Il dilemma tra i benefici dell’esposizione al sole e i danni che ne possono conseguire è all’ordine del giorno soprattutto dopo anni di campagne di sensibilizzazione sulla correlazione tra eritemi e scottature subiti durante l’infanzia e l’insorgenza di gravi patologie cutanee in età adulta; tuttavia oggi è di pubblico dominio anche l’importanza della vitamina D, la cui produzione e soprattutto assimilazione è fortemente legata all’esposizione ai raggi UV.

UN SOLARE SPECIFICO O FORMATO FAMIGLIA?

Altro tema che spesso lascia qualche dubbio è se sia davvero necessario che i bambini utilizzino un solare specifico oppure se sia possibile acquistare un “formato famiglia” che sembrerebbe semplificare la vita consentendoci di avere un unico flacone per tutti!

Per dare una risposta chiara e inequivocabile occorre considerare che le caratteristiche (istologiche) della cute dei bambini sono completamente diverse da quelle in età adulta: nei bimbi le cellule non sono ancora completamente in grado di produrre la melanina, sostanza preposta alla protezione del nucleo cellulare, da cui dipende il colorito della cute. Anche fisiologicamente il bambino non ha ancora tutti gli apparati ben sviluppati ed il sistema ghiandolare è molto acerbo (si pensi alla scarsa sudorazione fino alla pre-pubertà). In considerazione di questi fattori principali il solare per bambini deve essere un prodotto specifico e pertanto non è consigliabile utilizzare un unico prodotto per tutta la famiglia. Sarà innanzitutto preferibile scegliere protezioni molto alte o alte e con un elevato grado di resistenza all’acqua (attenzione: affidarsi a marchi che garantiscano la veridicità di ogni indicazione riportata sul prodotto mediante la dichiarazione di aver eseguito test specifici!).
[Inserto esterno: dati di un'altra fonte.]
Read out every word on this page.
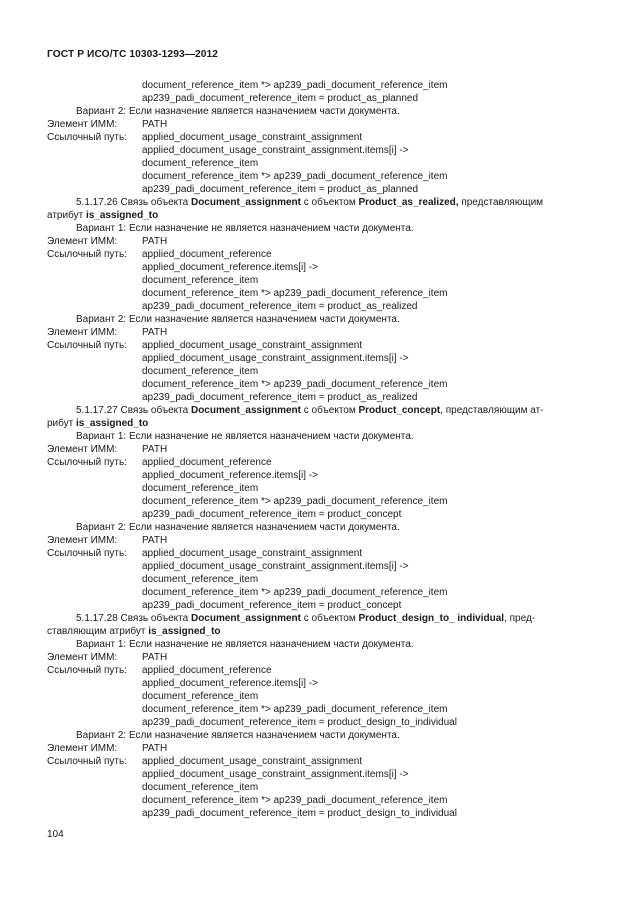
ГОСТ Р ИСО/ТС 10303-1293—2012
document_reference_item *> ap239_padi_document_reference_item
ap239_padi_document_reference_item = product_as_planned
Вариант 2: Если назначение является назначением части документа.
Элемент ИММ: PATH
Ссылочный путь: applied_document_usage_constraint_assignment
applied_document_usage_constraint_assignment.items[i] ->
document_reference_item
document_reference_item *> ap239_padi_document_reference_item
ap239_padi_document_reference_item = product_as_planned
5.1.17.26 Связь объекта Document_assignment с объектом Product_as_realized, представляющим
атрибут is_assigned_to
Вариант 1: Если назначение не является назначением части документа.
Элемент ИММ: PATH
Ссылочный путь: applied_document_reference
applied_document_reference.items[i] ->
document_reference_item
document_reference_item *> ap239_padi_document_reference_item
ap239_padi_document_reference_item = product_as_realized
Вариант 2: Если назначение является назначением части документа.
Элемент ИММ: PATH
Ссылочный путь: applied_document_usage_constraint_assignment
applied_document_usage_constraint_assignment.items[i] ->
document_reference_item
document_reference_item *> ap239_padi_document_reference_item
ap239_padi_document_reference_item = product_as_realized
5.1.17.27 Связь объекта Document_assignment с объектом Product_concept, представляющим ат-
рибут is_assigned_to
Вариант 1: Если назначение не является назначением части документа.
Элемент ИММ: PATH
Ссылочный путь: applied_document_reference
applied_document_reference.items[i] ->
document_reference_item
document_reference_item *> ap239_padi_document_reference_item
ap239_padi_document_reference_item = product_concept
Вариант 2: Если назначение является назначением части документа.
Элемент ИММ: PATH
Ссылочный путь: applied_document_usage_constraint_assignment
applied_document_usage_constraint_assignment.items[i] ->
document_reference_item
document_reference_item *> ap239_padi_document_reference_item
ap239_padi_document_reference_item = product_concept
5.1.17.28 Связь объекта Document_assignment с объектом Product_design_to_ individual, пред-
ставляющим атрибут is_assigned_to
Вариант 1: Если назначение не является назначением части документа.
Элемент ИММ: PATH
Ссылочный путь: applied_document_reference
applied_document_reference.items[i] ->
document_reference_item
document_reference_item *> ap239_padi_document_reference_item
ap239_padi_document_reference_item = product_design_to_individual
Вариант 2: Если назначение является назначением части документа.
Элемент ИММ: PATH
Ссылочный путь: applied_document_usage_constraint_assignment
applied_document_usage_constraint_assignment.items[i] ->
document_reference_item
document_reference_item *> ap239_padi_document_reference_item
ap239_padi_document_reference_item = product_design_to_individual
104
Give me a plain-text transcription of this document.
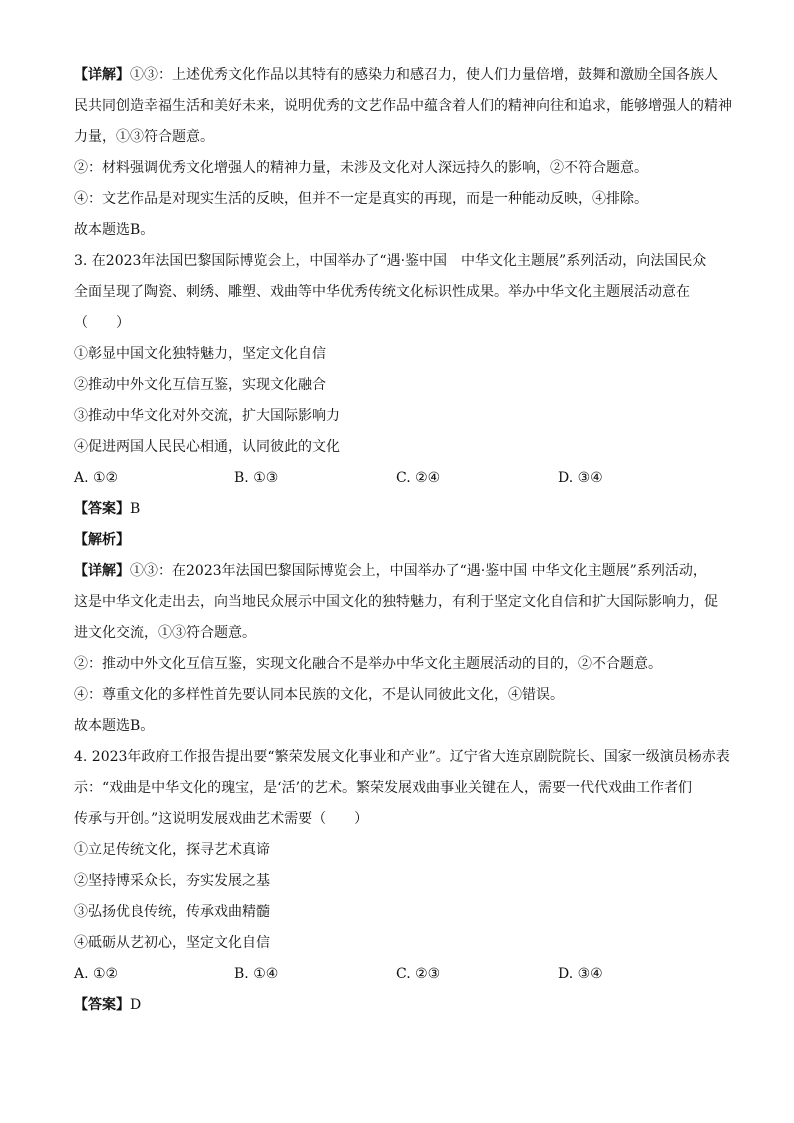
【详解】①③：上述优秀文化作品以其特有的感染力和感召力，使人们力量倍增，鼓舞和激励全国各族人

民共同创造幸福生活和美好未来，说明优秀的文艺作品中蕴含着人们的精神向往和追求，能够增强人的精神

力量，①③符合题意。

②：材料强调优秀文化增强人的精神力量，未涉及文化对人深远持久的影响，②不符合题意。

④：文艺作品是对现实生活的反映，但并不一定是真实的再现，而是一种能动反映，④排除。

故本题选B。

3. 在2023年法国巴黎国际博览会上，中国举办了“遇·鉴中国　中华文化主题展”系列活动，向法国民众

全面呈现了陶瓷、刺绣、雕塑、戏曲等中华优秀传统文化标识性成果。举办中华文化主题展活动意在

（　　）

①彰显中国文化独特魅力，坚定文化自信

②推动中外文化互信互鉴，实现文化融合

③推动中华文化对外交流，扩大国际影响力

④促进两国人民民心相通，认同彼此的文化

A. ①②	B. ①③	C. ②④	D. ③④

【答案】B

【解析】

【详解】①③：在2023年法国巴黎国际博览会上，中国举办了“遇·鉴中国 中华文化主题展”系列活动，

这是中华文化走出去，向当地民众展示中国文化的独特魅力，有利于坚定文化自信和扩大国际影响力，促

进文化交流，①③符合题意。

②：推动中外文化互信互鉴，实现文化融合不是举办中华文化主题展活动的目的，②不合题意。

④：尊重文化的多样性首先要认同本民族的文化，不是认同彼此文化，④错误。

故本题选B。

4. 2023年政府工作报告提出要“繁荣发展文化事业和产业”。辽宁省大连京剧院院长、国家一级演员杨赤表

示：“戏曲是中华文化的瑰宝，是‘活’的艺术。繁荣发展戏曲事业关键在人，需要一代代戏曲工作者们

传承与开创。”这说明发展戏曲艺术需要（　　）

①立足传统文化，探寻艺术真谛

②坚持博采众长，夯实发展之基

③弘扬优良传统，传承戏曲精髓

④砥砺从艺初心，坚定文化自信

A. ①②	B. ①④	C. ②③	D. ③④

【答案】D
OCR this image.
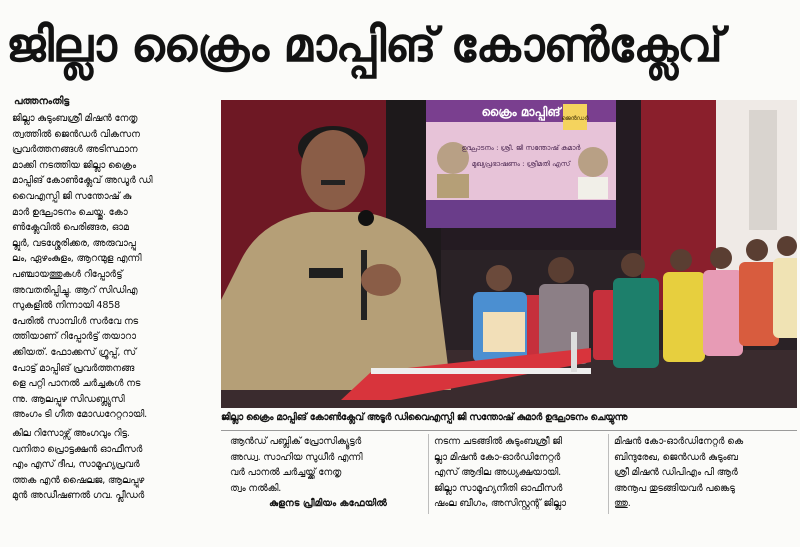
ജില്ലാ ക്രൈം മാപ്പിങ് കോൺക്ലേവ്
പത്തനംതിട്ട
ജില്ലാ കുടുംബശ്രീ മിഷൻ നേതൃ
ത്വത്തിൽ ജെൻഡർ വികസന
പ്രവർത്തനങ്ങൾ അടിസ്ഥാന
മാക്കി നടത്തിയ ജില്ലാ ക്രൈം
മാപ്പിങ് കോൺക്ലേവ് അഡൂർ ഡി
വൈഎസ്പി ജി സന്തോഷ് കു
മാർ ഉദ്ഘാടനം ചെയ്തു. കോ
ൺക്ലേവിൽ പെരിങ്ങര, ഓമ
ല്ലൂർ, വടശ്ശേരിക്കര, അരുവാപ്പു
ലം, ഏഴംകുളം, ആറന്മുള എന്നി
പഞ്ചായത്തുകൾ റിപ്പോർട്ട്
അവതരിപ്പിച്ചു. ആറ് സിഡിഎ
സുകളിൽ നിന്നായി 4858
പേരിൽ സാമ്പിൾ സർവേ നട
ത്തിയാണ് റിപ്പോർട്ട് തയാറാ
ക്കിയത്. ഫോക്കസ് ഗ്രൂപ്പ്, സ്
പോട്ട് മാപ്പിങ് പ്രവർത്തനങ്ങ
ളെ പറ്റി പാനൽ ചർച്ചകൾ നട
ന്നു. ആലപ്പുഴ സിഡബ്ല്യുസി
അംഗം ടി ഗീത മോഡറേറ്ററായി.
ക്രൈം മാപ്പിങ്
ഉദ്ഘാടനം : ശ്രീ. ജി സന്തോഷ് കുമാർ
മുഖ്യപ്രഭാഷണം : ശ്രീമതി എസ്
ജെൻഡർ
ജില്ലാ ക്രൈം മാപ്പിങ് കോൺക്ലേവ് അടൂർ ഡിവൈഎസ്പി ജി സന്തോഷ് കുമാർ ഉദ്ഘാടനം ചെയ്യുന്നു
കില റിസോഴ്സ് അംഗവും റിട്ട.
വനിതാ പ്രൊട്ടക്ഷൻ ഓഫീസർ
എം എസ് ദീപ, സാമൂഹ്യപ്രവർ
ത്തക എൻ ഷൈലജ, ആലപ്പുഴ
മുൻ അഡീഷണൽ ഗവ. പ്ലീഡർ
ആൻഡ് പബ്ലിക് പ്രോസിക്യൂട്ടർ
അഡ്വ. സാഹിയ സുധീർ എന്നി
വർ പാനൽ ചർച്ചയ്ക്ക് നേതൃ
ത്വം നൽകി.
കുളനട പ്രീമിയം കഫേയിൽ
നടന്ന ചടങ്ങിൽ കുടുംബശ്രീ ജി
ല്ലാ മിഷൻ കോ-ഓർഡിനേറ്റർ
എസ് ആദില അധ്യക്ഷയായി.
ജില്ലാ സാമൂഹ്യനീതി ഓഫീസർ
ഷംല ബീഗം, അസിസ്റ്റന്റ് ജില്ലാ
മിഷൻ കോ-ഓർഡിനേറ്റർ കെ
ബിന്ദുരേഖ, ജെൻഡർ കുടുംബ
ശ്രീ മിഷൻ ഡിപിഎം പി ആർ
അനൂപ തുടങ്ങിയവർ പങ്കെടു
ത്തു.
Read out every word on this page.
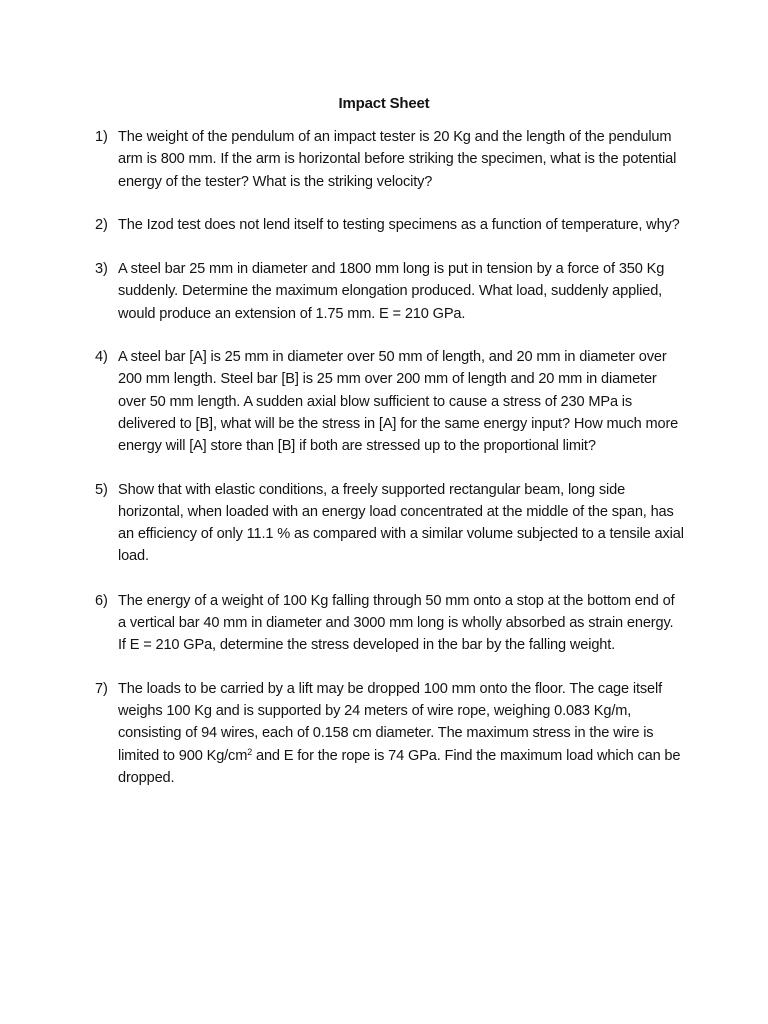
Impact Sheet
1) The weight of the pendulum of an impact tester is 20 Kg and the length of the pendulum arm is 800 mm. If the arm is horizontal before striking the specimen, what is the potential energy of the tester? What is the striking velocity?
2) The Izod test does not lend itself to testing specimens as a function of temperature, why?
3) A steel bar 25 mm in diameter and 1800 mm long is put in tension by a force of 350 Kg suddenly. Determine the maximum elongation produced. What load, suddenly applied, would produce an extension of 1.75 mm. E = 210 GPa.
4) A steel bar [A] is 25 mm in diameter over 50 mm of length, and 20 mm in diameter over 200 mm length. Steel bar [B] is 25 mm over 200 mm of length and 20 mm in diameter over 50 mm length. A sudden axial blow sufficient to cause a stress of 230 MPa is delivered to [B], what will be the stress in [A] for the same energy input? How much more energy will [A] store than [B] if both are stressed up to the proportional limit?
5) Show that with elastic conditions, a freely supported rectangular beam, long side horizontal, when loaded with an energy load concentrated at the middle of the span, has an efficiency of only 11.1 % as compared with a similar volume subjected to a tensile axial load.
6) The energy of a weight of 100 Kg falling through 50 mm onto a stop at the bottom end of a vertical bar 40 mm in diameter and 3000 mm long is wholly absorbed as strain energy. If E = 210 GPa, determine the stress developed in the bar by the falling weight.
7) The loads to be carried by a lift may be dropped 100 mm onto the floor. The cage itself weighs 100 Kg and is supported by 24 meters of wire rope, weighing 0.083 Kg/m, consisting of 94 wires, each of 0.158 cm diameter. The maximum stress in the wire is limited to 900 $Kg/cm^2$ and E for the rope is 74 GPa. Find the maximum load which can be dropped.
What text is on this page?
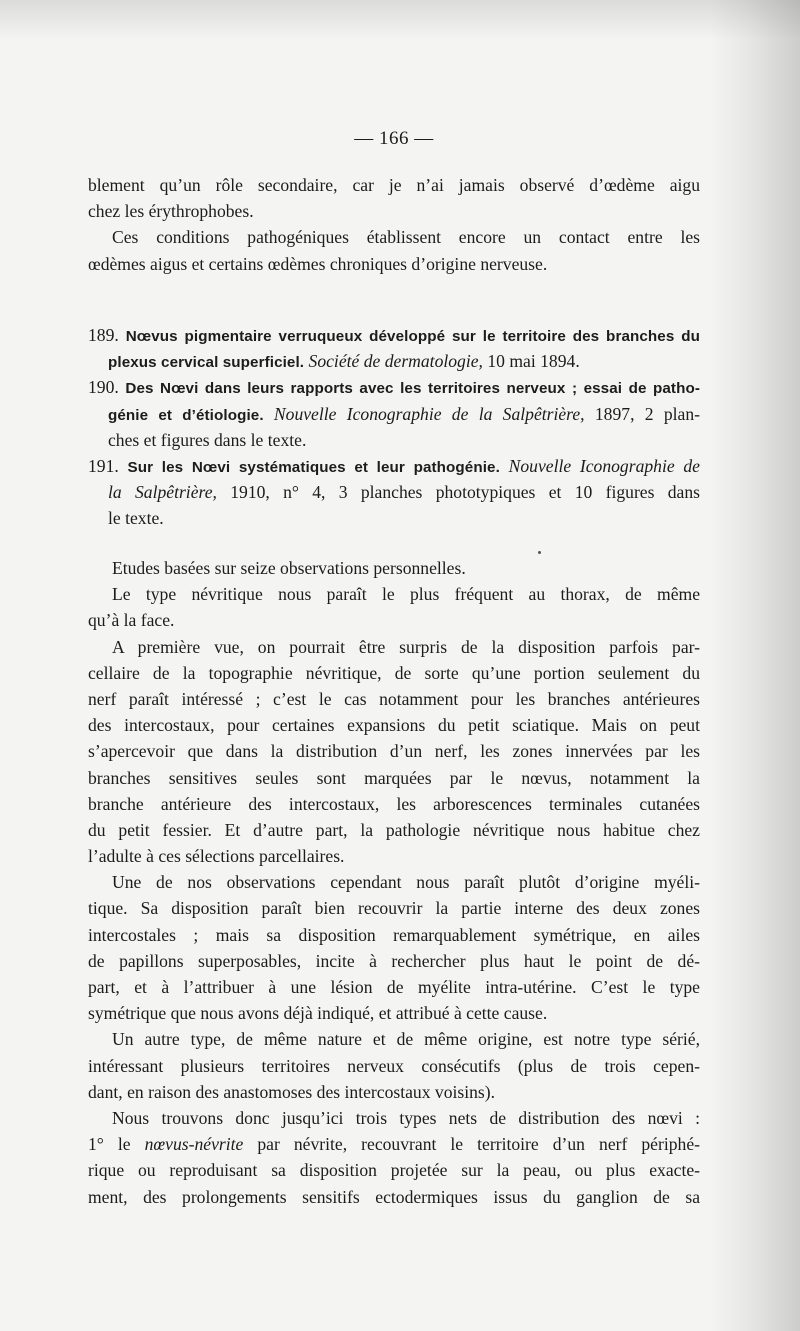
— 166 —
blement qu’un rôle secondaire, car je n’ai jamais observé d’œdème aigu
chez les érythrophobes.
Ces conditions pathogéniques établissent encore un contact entre les
œdèmes aigus et certains œdèmes chroniques d’origine nerveuse.
189. Nœvus pigmentaire verruqueux développé sur le territoire des branches du
plexus cervical superficiel. Société de dermatologie, 10 mai 1894.
190. Des Nœvi dans leurs rapports avec les territoires nerveux ; essai de patho-
génie et d’étiologie. Nouvelle Iconographie de la Salpêtrière, 1897, 2 plan-
ches et figures dans le texte.
191. Sur les Nœvi systématiques et leur pathogénie. Nouvelle Iconographie de
la Salpêtrière, 1910, n° 4, 3 planches phototypiques et 10 figures dans
le texte.
Etudes basées sur seize observations personnelles.
Le type névritique nous paraît le plus fréquent au thorax, de même
qu’à la face.
A première vue, on pourrait être surpris de la disposition parfois par-
cellaire de la topographie névritique, de sorte qu’une portion seulement du
nerf paraît intéressé ; c’est le cas notamment pour les branches antérieures
des intercostaux, pour certaines expansions du petit sciatique. Mais on peut
s’apercevoir que dans la distribution d’un nerf, les zones innervées par les
branches sensitives seules sont marquées par le nœvus, notamment la
branche antérieure des intercostaux, les arborescences terminales cutanées
du petit fessier. Et d’autre part, la pathologie névritique nous habitue chez
l’adulte à ces sélections parcellaires.
Une de nos observations cependant nous paraît plutôt d’origine myéli-
tique. Sa disposition paraît bien recouvrir la partie interne des deux zones
intercostales ; mais sa disposition remarquablement symétrique, en ailes
de papillons superposables, incite à rechercher plus haut le point de dé-
part, et à l’attribuer à une lésion de myélite intra-utérine. C’est le type
symétrique que nous avons déjà indiqué, et attribué à cette cause.
Un autre type, de même nature et de même origine, est notre type sérié,
intéressant plusieurs territoires nerveux consécutifs (plus de trois cepen-
dant, en raison des anastomoses des intercostaux voisins).
Nous trouvons donc jusqu’ici trois types nets de distribution des nœvi :
1° le nœvus-névrite par névrite, recouvrant le territoire d’un nerf périphé-
rique ou reproduisant sa disposition projetée sur la peau, ou plus exacte-
ment, des prolongements sensitifs ectodermiques issus du ganglion de sa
QUALI FORMULAZIONI SCEGLIERE?

Le formulazioni solari dovrebbero essere olio in acqua, cioè una maggior % di sostanze oleose rispetto alle acquose, che vanno a costituire la cosiddetta “fase grassa” della formula: in un prodotto di qualità tale porzione è costituita esclusivamente da oli vegetali, quali l’olio di Mandorle dolci, ed esclude ingredienti petrolchimici e siliconici, sia per una maggiore affinità alla pelle che per un discorso ambientale: il prodotto solare, tra i cosmetici, è infatti certamente tra quelli con un impatto ecologico più negativo perché a diretto contatto con l’ecosistema marino. 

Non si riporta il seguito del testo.